WE BE STACKIN’ CHIPS, PACKIN’ CLIPS, MACKIN’ CHICKS,
LAUGHIN’ TITS, SLAPPIN’ DICKS IN YOUR BITCH …
The lyrics were harsh and Alice’s expression hardened. Her bottom jaw pushed forward. She finally caught sight of Hilary and tramped forward, attracting startled looks in her wake. By the time she reached Hilary almost all activity in the gym had ceased.
Alice stood right in front of him and Hilary was forced to stop skipping. He eyed her warily. He knew why she was there. Someone, no doubt afraid of missing something, turned the music off. Someone else, the gym’s resident wag, helpfully called out to Hilary: ‘Hey, Hilary, your girlfriend’s come to see you!’ Alice span round with the speed of a twitching nerve. A young man tempted to laugh quickly stifled the impulse, the guffaw strangling in his throat. Alice cast her eyes over the crowd of gawking boxers.

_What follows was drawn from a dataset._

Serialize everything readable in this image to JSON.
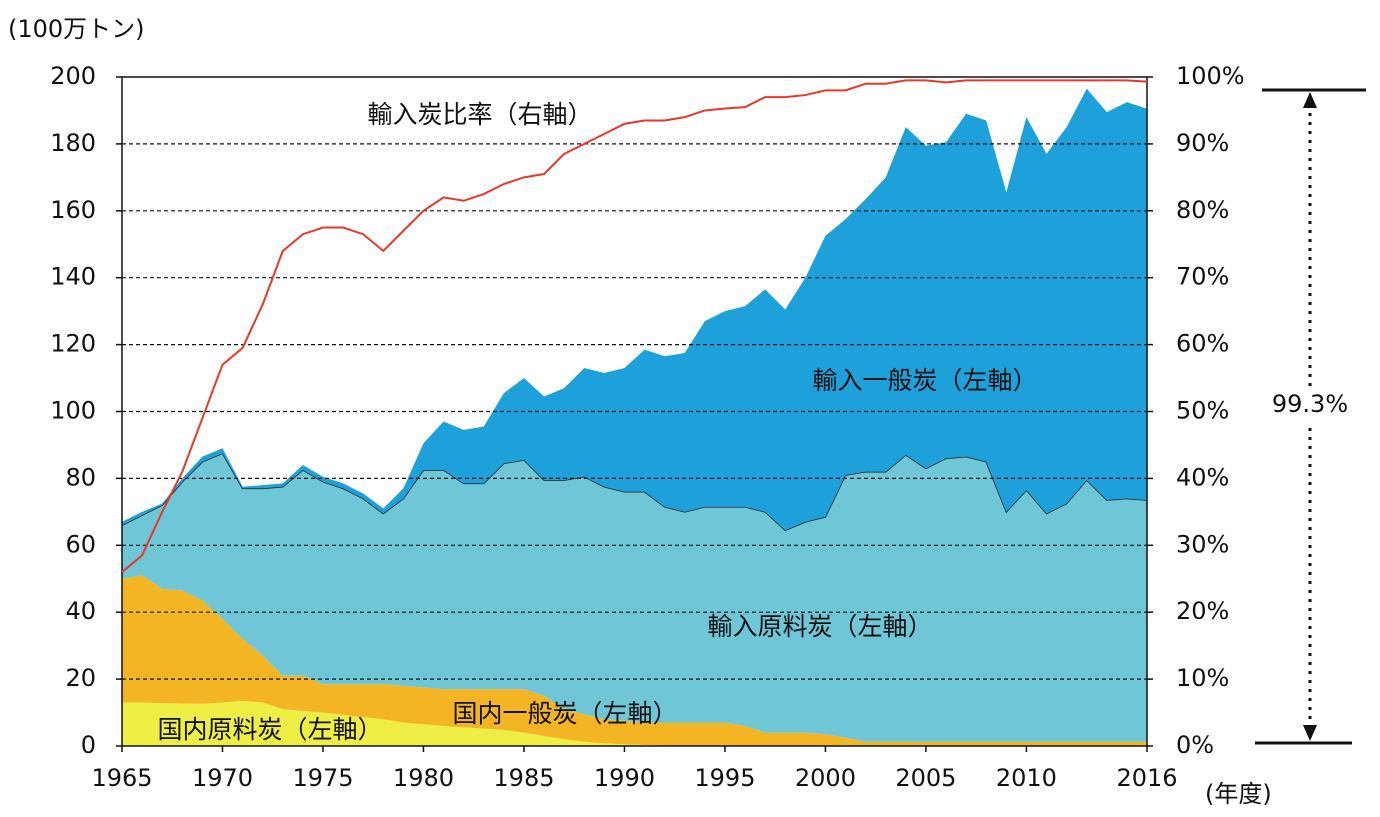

‘I don’ want any trouble from any of you all … but if I have to put me han’ on you, I put such a slap on all you faces you wouldn’t be cheeky again!’ The loud ‘schtups’ she gave as she kissed her teeth seemed to make the ropes of the boxing ring vibrate. There was total
silence. She turned to Hilary, raising an index finger and jabbing it harshly and repetitively, inches from his face. ‘And you, you ought to be ashame’ of you’self! Is wha’ kin’ a man you call you’self?! I have to come all de way to dis place dat ssssstinking of sweat because I want to waaaaarn you! Don’t, mess, wid my, daughter! I warning you! If you want to mess wid someone … try me! You t’ink you is de firs’ man I would have to put me han on?!’ At this she looked around the gym at the gawking boxers. Nobody said a word. She turned back to Hilary. ‘And don’ budder start trouble wid Beverley, becau’ she never tell me anyt’ing dat I didn’t work out meself.’ She paused for breath. ‘De bot’ of us know what we talking about! An’ if I hear any more, any more about you foolish attitude and you foolish behaviour … I coming fa you! Das all I want to say: I coming fa you!’

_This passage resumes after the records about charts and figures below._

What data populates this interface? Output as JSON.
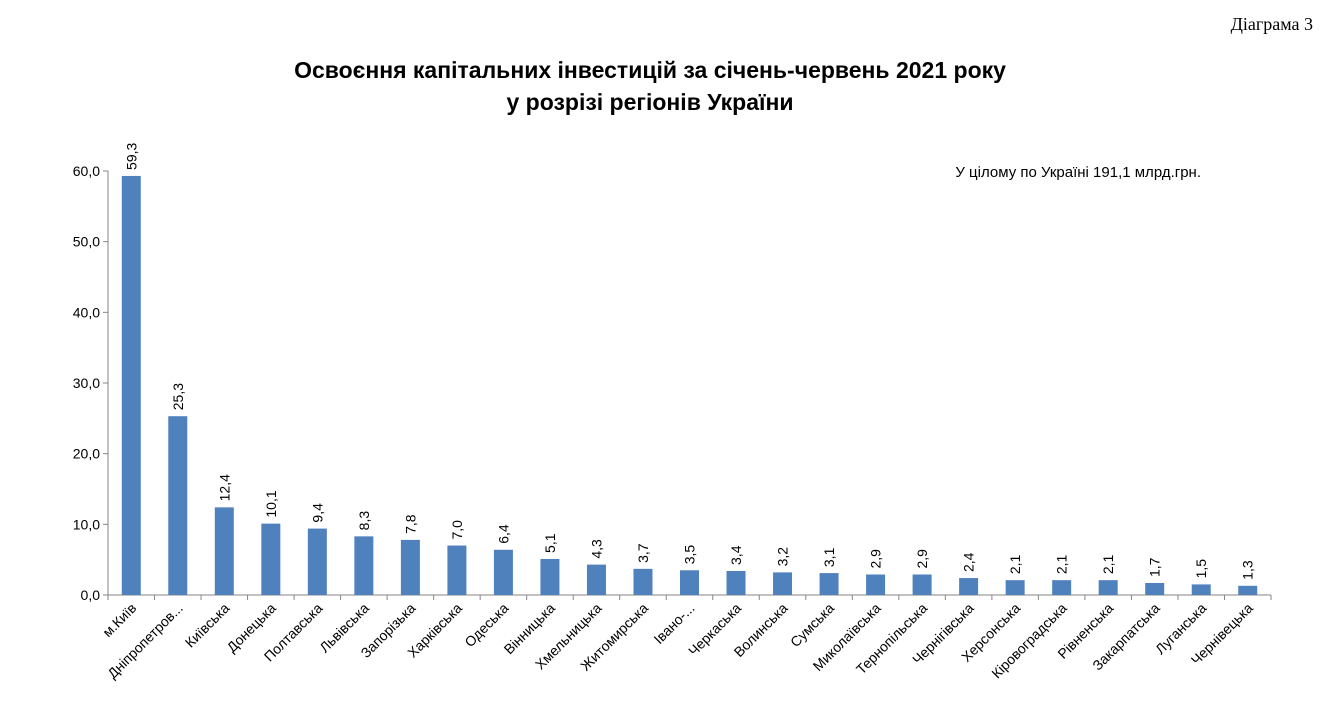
{
  "corner_label": "Діаграма 3",
  "chart_data": {
    "type": "bar",
    "title": "Освоєння капітальних інвестицій  за січень-червень 2021 року",
    "subtitle": "у розрізі регіонів України",
    "annotation": "У цілому по Україні  191,1 млрд.грн.",
    "xlabel": "",
    "ylabel": "",
    "ylim": [
      0,
      60
    ],
    "y_ticks": [
      "0,0",
      "10,0",
      "20,0",
      "30,0",
      "40,0",
      "50,0",
      "60,0"
    ],
    "grid": false,
    "legend": "none",
    "bar_color": "#4f81bd",
    "categories": [
      "м.Київ",
      "Дніпропетров...",
      "Київська",
      "Донецька",
      "Полтавська",
      "Львівська",
      "Запорізька",
      "Харківська",
      "Одеська",
      "Вінницька",
      "Хмельницька",
      "Житомирська",
      "Івано-...",
      "Черкаська",
      "Волинська",
      "Сумська",
      "Миколаївська",
      "Тернопільська",
      "Чернігівська",
      "Херсонська",
      "Кіровоградська",
      "Рівненська",
      "Закарпатська",
      "Луганська",
      "Чернівецька"
    ],
    "values": [
      59.3,
      25.3,
      12.4,
      10.1,
      9.4,
      8.3,
      7.8,
      7.0,
      6.4,
      5.1,
      4.3,
      3.7,
      3.5,
      3.4,
      3.2,
      3.1,
      2.9,
      2.9,
      2.4,
      2.1,
      2.1,
      2.1,
      1.7,
      1.5,
      1.3
    ],
    "data_labels": [
      "59,3",
      "25,3",
      "12,4",
      "10,1",
      "9,4",
      "8,3",
      "7,8",
      "7,0",
      "6,4",
      "5,1",
      "4,3",
      "3,7",
      "3,5",
      "3,4",
      "3,2",
      "3,1",
      "2,9",
      "2,9",
      "2,4",
      "2,1",
      "2,1",
      "2,1",
      "1,7",
      "1,5",
      "1,3"
    ]
  }
}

And with that, Alice spun round and tramped back out of the gym. The gawking boxers stepped back as she made her way to the door, parting like the Red Sea before Moses.
In the four months since that visit Alice hadn’t told Beverley about her trip to the gym, but she had gently let it be known that there was always space for her and Cyrus in Hanwell. They could stay as long as they needed to get themselves back on their feet.

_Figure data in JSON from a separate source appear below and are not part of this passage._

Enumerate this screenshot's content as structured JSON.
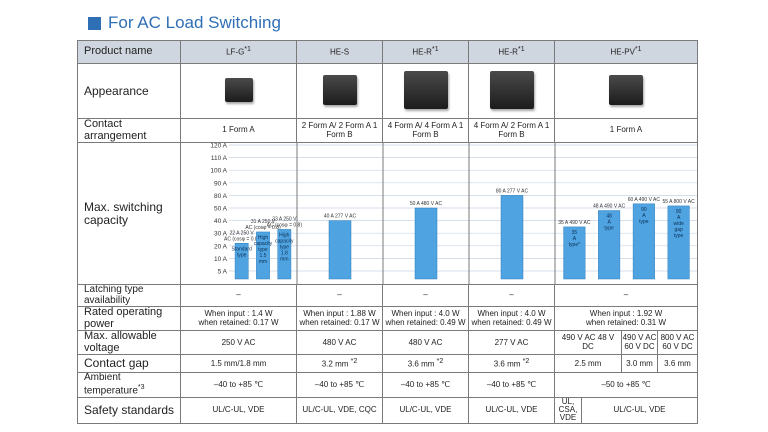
{
  "section_title": "For AC Load Switching",
  "row_labels": {
    "product_name": "Product name",
    "appearance": "Appearance",
    "contact_arrangement": "Contact arrangement",
    "max_switching_capacity": "Max. switching capacity",
    "latching": "Latching type availability",
    "rated_power": "Rated operating power",
    "max_voltage": "Max. allowable voltage",
    "contact_gap": "Contact gap",
    "ambient_temp": "Ambient temperature",
    "ambient_temp_note": "*3",
    "safety": "Safety standards"
  },
  "products": [
    {
      "name": "LF-G",
      "note": "*1"
    },
    {
      "name": "HE-S",
      "note": ""
    },
    {
      "name": "HE-R",
      "note": "*1"
    },
    {
      "name": "HE-R",
      "note": "*1"
    },
    {
      "name": "HE-PV",
      "note": "*1"
    }
  ],
  "contact": [
    "1 Form A",
    "2 Form A/ 2 Form A 1 Form B",
    "4 Form A/ 4 Form A 1 Form B",
    "4 Form A/ 2 Form A 1 Form B",
    "1 Form A"
  ],
  "latching": [
    "–",
    "–",
    "–",
    "–",
    "–"
  ],
  "rated_power": [
    {
      "l1": "When input   : 1.4  W",
      "l2": "when retained: 0.17 W"
    },
    {
      "l1": "When input   : 1.88 W",
      "l2": "when retained: 0.17 W"
    },
    {
      "l1": "When input   : 4.0  W",
      "l2": "when retained: 0.49 W"
    },
    {
      "l1": "When input   : 4.0  W",
      "l2": "when retained: 0.49 W"
    },
    {
      "l1": "When input   : 1.92 W",
      "l2": "when retained: 0.31 W"
    }
  ],
  "max_voltage": {
    "lfg": "250 V AC",
    "hes": "480 V AC",
    "her1": "480 V AC",
    "her2": "277 V AC",
    "hepv": [
      "490 V AC 48 V DC",
      "490 V AC 60 V DC",
      "800 V AC 60 V DC"
    ]
  },
  "contact_gap": {
    "lfg": "1.5 mm/1.8 mm",
    "hes": "3.2 mm",
    "hes_note": "*2",
    "her1": "3.6 mm",
    "her1_note": "*2",
    "her2": "3.6 mm",
    "her2_note": "*2",
    "hepv": [
      "2.5 mm",
      "3.0 mm",
      "3.6 mm"
    ]
  },
  "ambient": [
    "–40 to +85 ℃",
    "–40 to +85 ℃",
    "–40 to +85 ℃",
    "–40 to +85 ℃",
    "–50 to +85 ℃"
  ],
  "safety": {
    "lfg": "UL/C-UL, VDE",
    "hes": "UL/C-UL, VDE, CQC",
    "her1": "UL/C-UL, VDE",
    "her2": "UL/C-UL, VDE",
    "hepv_a": "UL, CSA, VDE",
    "hepv_b": "UL/C-UL, VDE"
  },
  "chart_data": {
    "type": "bar",
    "y_ticks": [
      "120 A",
      "110 A",
      "100 A",
      "90 A",
      "80 A",
      "50 A",
      "40 A",
      "30 A",
      "20 A",
      "10 A",
      "5 A"
    ],
    "y_tick_values": [
      120,
      110,
      100,
      90,
      80,
      50,
      40,
      30,
      20,
      10,
      5
    ],
    "ylim": [
      0,
      125
    ],
    "bars": [
      {
        "col": 0,
        "value": 22,
        "label": "22 A 250 V AC (cosφ = 0.8)",
        "inner": "Standard type"
      },
      {
        "col": 0,
        "value": 31,
        "label": "31 A 250 V AC (cosφ = 0.8)",
        "inner": "High capacity type 1.5 mm"
      },
      {
        "col": 0,
        "value": 33,
        "label": "33 A 250 V AC (cosφ = 0.8)",
        "inner": "High capacity type 1.8 mm"
      },
      {
        "col": 1,
        "value": 40,
        "label": "40 A 277 V AC",
        "inner": ""
      },
      {
        "col": 2,
        "value": 50,
        "label": "50 A 480 V AC",
        "inner": ""
      },
      {
        "col": 3,
        "value": 80,
        "label": "80 A 277 V AC",
        "inner": ""
      },
      {
        "col": 4,
        "value": 35,
        "label": "35 A 490 V AC",
        "inner": "35 A type*"
      },
      {
        "col": 4,
        "value": 48,
        "label": "48 A 490 V AC",
        "inner": "48 A type"
      },
      {
        "col": 4,
        "value": 60,
        "label": "60 A 490 V AC",
        "inner": "90 A type"
      },
      {
        "col": 4,
        "value": 55,
        "label": "55 A 800 V AC",
        "inner": "90 A wide gap type"
      }
    ]
  }
}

Two mornings ago Alice had picked up her telephone to hear her daughter weeping at the other end of the line. Between sobs and chokes she said she’d had enough. She couldn’t take it any more, she wanted out. And now Hilary had telephoned and said he wanted to see Beverley and Cyrus. Alice’s knitting needles clacked manically in anticipation of Hilary’s arrival. She glanced up at the fake wood panelling, the grandmother clock on the wall. Ten minutes past two. Hilary was late. She looked back down at her knitting needles as they flashed through the wool they were working into a small jumper for Cyrus. Just as she was about to say something derisory about Hilary, the doorbell rang. Both she and Beverley looked up. Beverley looked nervous as she rose to open the door.